# Shimano Tourney 7-fach ersetzen?



## Matze_76 (11. Dezember 2011)

Hallo,

da die Tourney etwas schwergängig ist, stellt sich mir die Frage, ob man diese einfach durch eine leichtgängigere Alternative ersetzen kann?

Den 7-fach Kranz (11-34) würde ich gern lassen.

Was würdet ihr empfehlen? Würde ein SRAM 7-fach Drehgriff schon eine Verbesserung bringen? Was hat es mit der Clickbox aufsich, die es bei manchen Drehgriffen dazugibt?

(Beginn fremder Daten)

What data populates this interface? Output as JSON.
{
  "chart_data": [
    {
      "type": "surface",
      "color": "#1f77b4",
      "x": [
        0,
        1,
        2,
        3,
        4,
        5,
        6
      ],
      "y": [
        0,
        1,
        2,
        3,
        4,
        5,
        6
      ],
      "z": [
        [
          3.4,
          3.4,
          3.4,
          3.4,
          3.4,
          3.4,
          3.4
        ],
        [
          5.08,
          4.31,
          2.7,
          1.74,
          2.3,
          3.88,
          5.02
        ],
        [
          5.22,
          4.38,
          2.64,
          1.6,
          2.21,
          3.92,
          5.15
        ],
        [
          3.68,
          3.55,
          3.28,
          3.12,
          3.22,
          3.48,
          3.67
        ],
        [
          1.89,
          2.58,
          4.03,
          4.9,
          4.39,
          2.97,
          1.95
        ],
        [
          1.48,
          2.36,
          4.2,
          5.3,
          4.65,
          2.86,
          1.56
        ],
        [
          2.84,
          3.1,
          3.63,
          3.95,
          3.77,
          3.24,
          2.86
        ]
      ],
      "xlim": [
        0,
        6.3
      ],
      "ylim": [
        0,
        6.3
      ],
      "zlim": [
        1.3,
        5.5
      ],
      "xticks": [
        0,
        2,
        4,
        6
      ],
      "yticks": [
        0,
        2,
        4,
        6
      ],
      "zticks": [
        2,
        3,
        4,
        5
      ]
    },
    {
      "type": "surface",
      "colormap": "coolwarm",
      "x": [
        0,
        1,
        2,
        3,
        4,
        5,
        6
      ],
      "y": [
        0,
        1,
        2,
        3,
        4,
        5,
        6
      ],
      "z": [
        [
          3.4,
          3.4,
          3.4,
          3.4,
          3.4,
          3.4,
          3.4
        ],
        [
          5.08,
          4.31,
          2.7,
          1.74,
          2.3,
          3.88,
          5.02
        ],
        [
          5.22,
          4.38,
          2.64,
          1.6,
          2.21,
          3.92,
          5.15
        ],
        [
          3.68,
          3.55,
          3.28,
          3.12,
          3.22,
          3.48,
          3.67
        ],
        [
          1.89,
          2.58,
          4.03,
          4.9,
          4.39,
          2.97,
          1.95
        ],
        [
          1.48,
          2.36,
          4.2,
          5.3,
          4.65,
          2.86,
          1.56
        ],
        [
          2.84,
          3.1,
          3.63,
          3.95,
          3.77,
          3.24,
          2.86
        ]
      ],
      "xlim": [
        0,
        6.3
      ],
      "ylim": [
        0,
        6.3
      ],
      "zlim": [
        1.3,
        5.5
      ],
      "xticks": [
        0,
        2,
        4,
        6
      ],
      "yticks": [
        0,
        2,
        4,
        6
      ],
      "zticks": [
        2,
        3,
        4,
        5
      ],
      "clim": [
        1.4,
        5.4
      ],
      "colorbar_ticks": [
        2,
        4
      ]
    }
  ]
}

Kann man so einen Drehgriff mit einem alten LX/XT/XTR Schaltwerk verbauen?

Viele Grüße
Matze


----------



## potsdamradler (11. Dezember 2011)

Den Schaltzug reinigen sollte Abhilfe bringen


----------



## MTB-News.de




----------



## Matze_76 (11. Dezember 2011)

Bringt das wirklich so viel? Bowdenzug abbauen und "spülen" oder gleich durch einen neuen ersetzen? Neigt das Innere des Drehgriffes auch zum Verkeimen?


----------



## potsdamradler (11. Dezember 2011)

Hatten wir neulich, Drehgriffe sind nicht mein Ding. Daumies

http://www.mtb-news.de/forum/showthread.php?t=556348


----------



## trailjo (11. Dezember 2011)

Matze_76 schrieb:


> Bringt das wirklich so viel? Bowdenzug abbauen und "spülen" oder gleich durch einen neuen ersetzen? Neigt das Innere des Drehgriffes auch zum Verkeimen?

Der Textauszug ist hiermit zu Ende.